We build a hierarchy of memory to compromise between fast and large memory!

- Data that is currently used goes into the registers.
- Commonly accessed data goes into SRAM
- Data that is used sometimes goes into DRAM
- Data that is rarely used goes into Disk.
- A given piece of data can be moved between the layers of the hierarchy if its usage changes.

# Why Hierarchy would Work?

### • Temporal Locality

- Items accessed recently are likely to be accessed again soon.
- Examples: instructions in a loop, induction variables

### • Spatial Locality

- Items *near* those accessed recently are likely to be accessed soon.
- Examples: sequential instruction access, array data.

## Cache

The cache stores temporary data close to the CPU.

- If the requested data exists in the cache, we call it a **cache hit**.
- If the requested data does not exist in the cache, it is a cache miss.
  - When cache miss, we need to bring the data from the main memory and put it in the cache.

## Memory Delay

Recall the pipeline:



In reality, depending on where the data is, the MEM stage may take 1-1000 cycles! (Stalling!)

- If in L1 cache? 1 cycle.
- Else if in L2? 20 cycles. (STALL!)
- Else if in L3? 100 cycles. (STALL!)
- Else...

This is the reason why memory is so important.

# Cache Design

The goal: minimizing the access to the main memory! (i.e., minimizing stalls!)

• Average time to access the memory:

$$AAT = HitTime + MissRate \times MissPenalty$$

- HitTime: Time it takes to access the (L1) cache.
- MissRate: The average frequency of misses (in L1).
- MissPenalty: The time required to access the main memory.

**Problem:** we have limited space in cache!

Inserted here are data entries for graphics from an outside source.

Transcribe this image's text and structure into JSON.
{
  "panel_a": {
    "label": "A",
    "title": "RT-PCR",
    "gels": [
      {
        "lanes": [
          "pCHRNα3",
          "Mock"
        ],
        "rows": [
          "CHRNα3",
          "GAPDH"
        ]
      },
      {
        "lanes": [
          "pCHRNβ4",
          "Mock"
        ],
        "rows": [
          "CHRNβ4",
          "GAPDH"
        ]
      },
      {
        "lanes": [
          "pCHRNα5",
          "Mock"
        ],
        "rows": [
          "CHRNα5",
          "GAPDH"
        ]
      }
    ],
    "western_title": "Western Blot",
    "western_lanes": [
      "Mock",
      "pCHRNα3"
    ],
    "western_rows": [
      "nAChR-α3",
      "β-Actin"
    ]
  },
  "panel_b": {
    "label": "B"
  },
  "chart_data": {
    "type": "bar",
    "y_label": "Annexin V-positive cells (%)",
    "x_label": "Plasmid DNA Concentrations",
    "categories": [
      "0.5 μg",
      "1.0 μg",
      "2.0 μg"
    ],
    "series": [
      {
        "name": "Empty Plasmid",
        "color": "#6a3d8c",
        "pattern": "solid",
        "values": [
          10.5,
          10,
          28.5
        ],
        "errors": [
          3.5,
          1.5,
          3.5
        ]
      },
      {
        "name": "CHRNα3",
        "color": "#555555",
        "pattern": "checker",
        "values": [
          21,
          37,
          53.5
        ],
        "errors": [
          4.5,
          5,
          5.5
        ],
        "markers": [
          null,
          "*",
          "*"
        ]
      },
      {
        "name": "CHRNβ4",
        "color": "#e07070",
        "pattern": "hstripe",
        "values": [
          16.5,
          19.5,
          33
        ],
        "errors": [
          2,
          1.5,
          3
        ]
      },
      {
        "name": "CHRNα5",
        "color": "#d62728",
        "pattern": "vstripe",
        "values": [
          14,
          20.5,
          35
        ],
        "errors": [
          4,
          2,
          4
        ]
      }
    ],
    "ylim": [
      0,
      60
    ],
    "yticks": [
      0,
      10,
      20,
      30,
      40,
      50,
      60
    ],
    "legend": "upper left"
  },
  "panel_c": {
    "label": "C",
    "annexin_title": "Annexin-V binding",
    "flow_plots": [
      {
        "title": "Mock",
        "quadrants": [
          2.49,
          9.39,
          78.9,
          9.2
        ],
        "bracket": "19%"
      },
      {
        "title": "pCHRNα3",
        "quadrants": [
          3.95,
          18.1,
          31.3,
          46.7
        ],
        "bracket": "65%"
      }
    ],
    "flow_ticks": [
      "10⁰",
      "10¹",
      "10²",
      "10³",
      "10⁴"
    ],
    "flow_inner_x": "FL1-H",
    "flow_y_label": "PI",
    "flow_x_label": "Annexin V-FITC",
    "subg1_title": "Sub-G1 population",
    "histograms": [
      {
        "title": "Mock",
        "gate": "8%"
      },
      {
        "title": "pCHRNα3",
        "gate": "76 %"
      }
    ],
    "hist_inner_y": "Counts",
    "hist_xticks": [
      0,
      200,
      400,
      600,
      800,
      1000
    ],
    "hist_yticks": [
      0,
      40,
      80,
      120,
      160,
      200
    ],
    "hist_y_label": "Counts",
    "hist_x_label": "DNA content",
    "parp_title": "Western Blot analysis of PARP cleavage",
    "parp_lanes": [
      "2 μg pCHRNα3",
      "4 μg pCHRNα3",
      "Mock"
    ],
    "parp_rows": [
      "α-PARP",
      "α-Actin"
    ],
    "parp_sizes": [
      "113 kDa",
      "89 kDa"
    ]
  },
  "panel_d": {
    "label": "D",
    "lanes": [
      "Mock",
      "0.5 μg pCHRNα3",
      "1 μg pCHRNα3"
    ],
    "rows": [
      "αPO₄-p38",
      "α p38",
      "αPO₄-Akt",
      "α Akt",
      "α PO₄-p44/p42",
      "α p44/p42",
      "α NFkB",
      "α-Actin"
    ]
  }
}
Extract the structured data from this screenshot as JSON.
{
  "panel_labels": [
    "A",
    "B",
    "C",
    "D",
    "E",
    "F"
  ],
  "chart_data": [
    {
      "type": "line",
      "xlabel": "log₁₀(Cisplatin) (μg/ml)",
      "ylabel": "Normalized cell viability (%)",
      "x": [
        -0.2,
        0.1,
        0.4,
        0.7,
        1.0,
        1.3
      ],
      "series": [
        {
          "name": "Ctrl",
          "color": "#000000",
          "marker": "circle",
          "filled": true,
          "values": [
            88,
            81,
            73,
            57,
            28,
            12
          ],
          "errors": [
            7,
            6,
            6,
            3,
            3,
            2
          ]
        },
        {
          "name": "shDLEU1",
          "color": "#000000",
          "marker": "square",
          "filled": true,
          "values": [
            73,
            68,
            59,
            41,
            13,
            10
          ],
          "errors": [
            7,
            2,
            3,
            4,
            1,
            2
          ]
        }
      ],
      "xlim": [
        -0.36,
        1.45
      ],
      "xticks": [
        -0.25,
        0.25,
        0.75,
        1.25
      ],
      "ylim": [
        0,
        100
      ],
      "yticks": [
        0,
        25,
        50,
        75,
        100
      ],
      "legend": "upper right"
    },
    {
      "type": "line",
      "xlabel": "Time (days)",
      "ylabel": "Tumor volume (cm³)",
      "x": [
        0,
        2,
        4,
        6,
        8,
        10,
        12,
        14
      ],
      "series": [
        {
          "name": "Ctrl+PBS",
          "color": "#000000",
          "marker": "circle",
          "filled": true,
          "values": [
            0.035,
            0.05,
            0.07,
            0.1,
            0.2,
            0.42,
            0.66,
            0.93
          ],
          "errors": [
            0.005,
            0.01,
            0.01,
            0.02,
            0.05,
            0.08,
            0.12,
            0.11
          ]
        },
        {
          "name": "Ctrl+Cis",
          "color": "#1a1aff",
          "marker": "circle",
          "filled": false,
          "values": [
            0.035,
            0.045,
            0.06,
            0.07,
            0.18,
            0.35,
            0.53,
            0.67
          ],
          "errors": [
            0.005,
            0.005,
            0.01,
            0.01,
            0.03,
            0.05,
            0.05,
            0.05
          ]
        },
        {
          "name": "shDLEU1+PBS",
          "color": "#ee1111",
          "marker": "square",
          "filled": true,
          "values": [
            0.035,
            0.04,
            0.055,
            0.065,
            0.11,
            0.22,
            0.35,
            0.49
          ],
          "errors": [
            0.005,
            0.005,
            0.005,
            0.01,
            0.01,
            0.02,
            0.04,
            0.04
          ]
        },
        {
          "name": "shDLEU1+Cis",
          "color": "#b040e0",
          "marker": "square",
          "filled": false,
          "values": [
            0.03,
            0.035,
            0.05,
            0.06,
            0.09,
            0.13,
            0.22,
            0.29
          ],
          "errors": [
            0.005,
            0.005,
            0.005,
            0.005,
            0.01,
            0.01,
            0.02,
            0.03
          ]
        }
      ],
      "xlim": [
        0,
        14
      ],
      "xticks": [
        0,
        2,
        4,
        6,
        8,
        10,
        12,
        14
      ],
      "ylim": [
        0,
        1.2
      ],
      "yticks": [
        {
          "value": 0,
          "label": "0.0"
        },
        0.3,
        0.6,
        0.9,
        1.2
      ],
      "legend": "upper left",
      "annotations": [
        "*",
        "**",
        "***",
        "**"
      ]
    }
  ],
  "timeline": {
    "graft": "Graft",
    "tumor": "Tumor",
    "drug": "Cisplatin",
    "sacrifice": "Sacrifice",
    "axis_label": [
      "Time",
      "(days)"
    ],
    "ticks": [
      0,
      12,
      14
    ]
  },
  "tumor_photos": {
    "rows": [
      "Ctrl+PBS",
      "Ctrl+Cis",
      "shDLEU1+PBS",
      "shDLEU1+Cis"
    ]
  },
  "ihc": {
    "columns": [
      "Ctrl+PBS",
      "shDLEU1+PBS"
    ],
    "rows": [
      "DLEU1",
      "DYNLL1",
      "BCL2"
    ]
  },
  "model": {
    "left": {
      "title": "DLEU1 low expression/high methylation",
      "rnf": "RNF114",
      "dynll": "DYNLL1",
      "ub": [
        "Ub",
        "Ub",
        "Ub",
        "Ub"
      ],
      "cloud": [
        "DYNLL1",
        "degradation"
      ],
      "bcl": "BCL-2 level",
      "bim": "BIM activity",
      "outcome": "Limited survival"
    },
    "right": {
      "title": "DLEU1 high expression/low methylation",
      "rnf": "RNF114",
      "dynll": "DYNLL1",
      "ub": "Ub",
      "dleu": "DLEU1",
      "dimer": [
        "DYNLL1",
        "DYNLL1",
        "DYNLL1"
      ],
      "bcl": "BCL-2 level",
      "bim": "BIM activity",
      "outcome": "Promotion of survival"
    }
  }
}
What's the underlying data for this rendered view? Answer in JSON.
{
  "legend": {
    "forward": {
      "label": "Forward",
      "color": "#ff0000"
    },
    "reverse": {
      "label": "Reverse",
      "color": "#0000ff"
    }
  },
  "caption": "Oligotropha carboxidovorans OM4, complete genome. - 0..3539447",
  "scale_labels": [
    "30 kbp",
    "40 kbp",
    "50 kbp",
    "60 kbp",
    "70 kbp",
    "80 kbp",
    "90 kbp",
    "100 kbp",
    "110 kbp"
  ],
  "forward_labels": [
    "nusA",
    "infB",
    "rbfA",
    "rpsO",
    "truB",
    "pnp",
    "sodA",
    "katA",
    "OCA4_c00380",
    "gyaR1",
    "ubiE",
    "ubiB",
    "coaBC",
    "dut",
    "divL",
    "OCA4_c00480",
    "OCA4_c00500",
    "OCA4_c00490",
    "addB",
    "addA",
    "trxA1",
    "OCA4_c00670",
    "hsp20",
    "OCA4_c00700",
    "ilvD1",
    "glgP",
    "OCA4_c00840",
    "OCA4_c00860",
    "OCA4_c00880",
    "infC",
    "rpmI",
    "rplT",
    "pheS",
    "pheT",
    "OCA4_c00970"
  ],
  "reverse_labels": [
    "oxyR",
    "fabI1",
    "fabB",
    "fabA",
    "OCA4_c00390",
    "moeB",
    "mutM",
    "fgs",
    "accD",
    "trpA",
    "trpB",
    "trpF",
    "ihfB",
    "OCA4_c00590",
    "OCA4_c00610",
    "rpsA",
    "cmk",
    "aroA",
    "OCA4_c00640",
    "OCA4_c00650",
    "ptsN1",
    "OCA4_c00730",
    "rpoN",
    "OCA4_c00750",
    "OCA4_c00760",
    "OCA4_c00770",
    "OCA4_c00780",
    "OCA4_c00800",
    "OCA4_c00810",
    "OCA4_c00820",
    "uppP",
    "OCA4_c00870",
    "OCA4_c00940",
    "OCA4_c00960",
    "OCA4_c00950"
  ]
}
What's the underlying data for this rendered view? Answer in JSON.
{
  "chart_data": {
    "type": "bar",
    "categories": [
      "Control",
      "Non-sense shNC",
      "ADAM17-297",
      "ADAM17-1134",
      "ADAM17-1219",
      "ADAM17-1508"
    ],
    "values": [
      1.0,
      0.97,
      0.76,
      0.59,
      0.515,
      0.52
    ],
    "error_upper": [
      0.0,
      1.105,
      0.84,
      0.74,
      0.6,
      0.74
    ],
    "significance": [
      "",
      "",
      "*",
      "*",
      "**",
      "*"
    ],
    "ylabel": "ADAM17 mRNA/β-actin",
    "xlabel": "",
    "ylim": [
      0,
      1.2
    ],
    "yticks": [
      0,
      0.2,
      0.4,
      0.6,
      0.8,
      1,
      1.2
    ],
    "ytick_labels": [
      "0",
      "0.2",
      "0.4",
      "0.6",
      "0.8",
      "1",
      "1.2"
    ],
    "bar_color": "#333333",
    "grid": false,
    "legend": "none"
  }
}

Solution: Cache management!

# Where to store/find data?

- We have the address (32 bit)
- We need:
  - 1. Whether this address exists in the cache.
  - 2. The value/content
- Assuming a 32-bit PC, each unique value of PC is one line in memory = 4 billion lines of memory! This is not practical because it would be slow.
- The cache is only a tiny fraction of memory space! Therefore, one cache row is assigned to **many** memory lines.